I’m getting pretty depressed about not being able to run. Or rather, not being willing to run. I was doing OK until this weekend, but then it just kind of hit me. I think that all the free time I have is a bit of a shock and I don’t know what to do with it, so I just mope and feel sorry for myself. That doesn’t help.
It’s been a week and a half since I last ran, which feels like an eternity. All I can really say is things feel better than they did two weeks ago, but not 100%.
I don’t know if it is necessary to wait for 100% before running again, and I don’t know if I will reach 100% without actual treatment. Probably I just need to be patient for a couple more weeks, but since this has been lingering for a few months now, is weeks a realistic timescale? I don’t know. The uncertainty is frustrating.

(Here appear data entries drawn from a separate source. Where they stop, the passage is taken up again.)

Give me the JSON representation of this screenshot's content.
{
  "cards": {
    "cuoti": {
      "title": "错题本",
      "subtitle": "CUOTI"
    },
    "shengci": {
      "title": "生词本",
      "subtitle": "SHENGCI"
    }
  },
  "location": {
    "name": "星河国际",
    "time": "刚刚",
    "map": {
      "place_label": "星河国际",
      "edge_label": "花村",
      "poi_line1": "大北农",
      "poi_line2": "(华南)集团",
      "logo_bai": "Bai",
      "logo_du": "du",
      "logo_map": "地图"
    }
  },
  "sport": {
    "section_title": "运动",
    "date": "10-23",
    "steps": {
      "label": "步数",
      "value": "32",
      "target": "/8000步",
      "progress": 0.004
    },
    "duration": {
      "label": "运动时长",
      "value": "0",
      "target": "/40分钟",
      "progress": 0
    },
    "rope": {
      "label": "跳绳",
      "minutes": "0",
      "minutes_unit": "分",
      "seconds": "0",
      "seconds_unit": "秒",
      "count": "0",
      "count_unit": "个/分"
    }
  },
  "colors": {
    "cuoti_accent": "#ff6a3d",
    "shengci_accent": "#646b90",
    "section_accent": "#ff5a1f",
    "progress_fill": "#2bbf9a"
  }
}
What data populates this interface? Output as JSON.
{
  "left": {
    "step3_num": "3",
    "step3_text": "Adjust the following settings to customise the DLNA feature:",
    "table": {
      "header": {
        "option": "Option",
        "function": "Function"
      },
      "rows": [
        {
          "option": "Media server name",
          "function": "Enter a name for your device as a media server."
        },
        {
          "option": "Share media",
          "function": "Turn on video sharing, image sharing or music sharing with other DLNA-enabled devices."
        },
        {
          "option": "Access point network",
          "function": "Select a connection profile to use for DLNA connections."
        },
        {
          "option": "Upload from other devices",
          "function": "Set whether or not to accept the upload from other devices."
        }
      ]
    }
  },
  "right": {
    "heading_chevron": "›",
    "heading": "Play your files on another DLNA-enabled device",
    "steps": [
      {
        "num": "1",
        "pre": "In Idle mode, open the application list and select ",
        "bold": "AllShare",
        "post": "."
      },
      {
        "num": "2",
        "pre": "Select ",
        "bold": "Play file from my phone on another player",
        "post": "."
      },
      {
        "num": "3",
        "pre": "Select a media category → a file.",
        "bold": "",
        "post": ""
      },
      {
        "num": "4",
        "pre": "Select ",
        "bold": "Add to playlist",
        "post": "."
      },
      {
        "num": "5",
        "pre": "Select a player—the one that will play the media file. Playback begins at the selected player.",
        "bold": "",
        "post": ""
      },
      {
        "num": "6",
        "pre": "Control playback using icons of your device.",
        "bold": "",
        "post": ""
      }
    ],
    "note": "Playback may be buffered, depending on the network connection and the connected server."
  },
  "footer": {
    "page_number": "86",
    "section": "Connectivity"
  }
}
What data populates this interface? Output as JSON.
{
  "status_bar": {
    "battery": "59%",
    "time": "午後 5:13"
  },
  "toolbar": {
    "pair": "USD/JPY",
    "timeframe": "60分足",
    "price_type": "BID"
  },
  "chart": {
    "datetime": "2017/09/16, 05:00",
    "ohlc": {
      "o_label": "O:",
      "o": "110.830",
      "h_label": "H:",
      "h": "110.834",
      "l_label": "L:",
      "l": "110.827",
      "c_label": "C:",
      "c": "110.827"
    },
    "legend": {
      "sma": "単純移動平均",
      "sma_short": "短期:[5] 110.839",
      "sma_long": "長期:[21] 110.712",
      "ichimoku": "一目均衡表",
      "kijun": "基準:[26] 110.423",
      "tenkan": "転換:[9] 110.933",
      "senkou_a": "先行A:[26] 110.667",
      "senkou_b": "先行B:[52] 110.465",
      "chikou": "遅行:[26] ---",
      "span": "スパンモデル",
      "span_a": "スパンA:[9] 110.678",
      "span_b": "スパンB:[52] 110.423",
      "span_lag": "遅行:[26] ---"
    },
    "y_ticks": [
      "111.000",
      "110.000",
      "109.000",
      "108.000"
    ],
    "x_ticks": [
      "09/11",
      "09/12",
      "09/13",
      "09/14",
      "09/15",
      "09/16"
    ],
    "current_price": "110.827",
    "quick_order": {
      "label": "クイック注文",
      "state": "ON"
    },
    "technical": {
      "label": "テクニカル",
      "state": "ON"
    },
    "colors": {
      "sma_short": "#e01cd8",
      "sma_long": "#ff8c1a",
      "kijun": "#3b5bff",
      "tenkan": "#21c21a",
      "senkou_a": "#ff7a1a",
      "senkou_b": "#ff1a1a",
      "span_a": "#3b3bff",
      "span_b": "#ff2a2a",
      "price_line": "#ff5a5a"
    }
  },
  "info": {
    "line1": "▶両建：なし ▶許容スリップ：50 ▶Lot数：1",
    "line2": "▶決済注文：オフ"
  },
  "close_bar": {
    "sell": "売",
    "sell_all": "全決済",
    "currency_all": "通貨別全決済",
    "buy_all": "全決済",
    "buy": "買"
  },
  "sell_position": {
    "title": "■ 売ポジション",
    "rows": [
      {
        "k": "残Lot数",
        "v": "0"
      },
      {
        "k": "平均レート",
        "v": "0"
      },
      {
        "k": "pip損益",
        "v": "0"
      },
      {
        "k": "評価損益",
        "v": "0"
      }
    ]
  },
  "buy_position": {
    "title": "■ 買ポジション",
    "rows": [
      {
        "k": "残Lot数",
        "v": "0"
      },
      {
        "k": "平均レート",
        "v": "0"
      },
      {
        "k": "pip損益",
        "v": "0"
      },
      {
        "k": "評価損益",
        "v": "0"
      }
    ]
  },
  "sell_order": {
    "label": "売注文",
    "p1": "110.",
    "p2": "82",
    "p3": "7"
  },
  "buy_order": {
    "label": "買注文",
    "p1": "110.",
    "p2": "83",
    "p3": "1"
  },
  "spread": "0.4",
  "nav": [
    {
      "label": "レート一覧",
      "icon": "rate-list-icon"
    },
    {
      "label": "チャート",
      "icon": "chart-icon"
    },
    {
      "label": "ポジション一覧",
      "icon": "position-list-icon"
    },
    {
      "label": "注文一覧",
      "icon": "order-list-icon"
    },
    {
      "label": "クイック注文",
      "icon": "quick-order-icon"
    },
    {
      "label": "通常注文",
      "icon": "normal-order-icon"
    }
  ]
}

In an effort to distract myself I started trying to play computer games again, because browsing Reddit doesn’t really seem like a hobby. I find computer games don’t really engage me and I just get bored, except sometimes, one really does engage me and it sucks me in for weeks. I started a new Rimworld colony and it’s going pretty well. I built a few rooms, planted a few crops, built a wall around my crops to stop the elephants eating them, protected my cat from being attacked by a snake, and fended off two raids. My colonists are a bit depressed because their bedroom floors are made of soil, but they’ll be OK. When you crash-land on a new planet you have to lower your expectations a bit.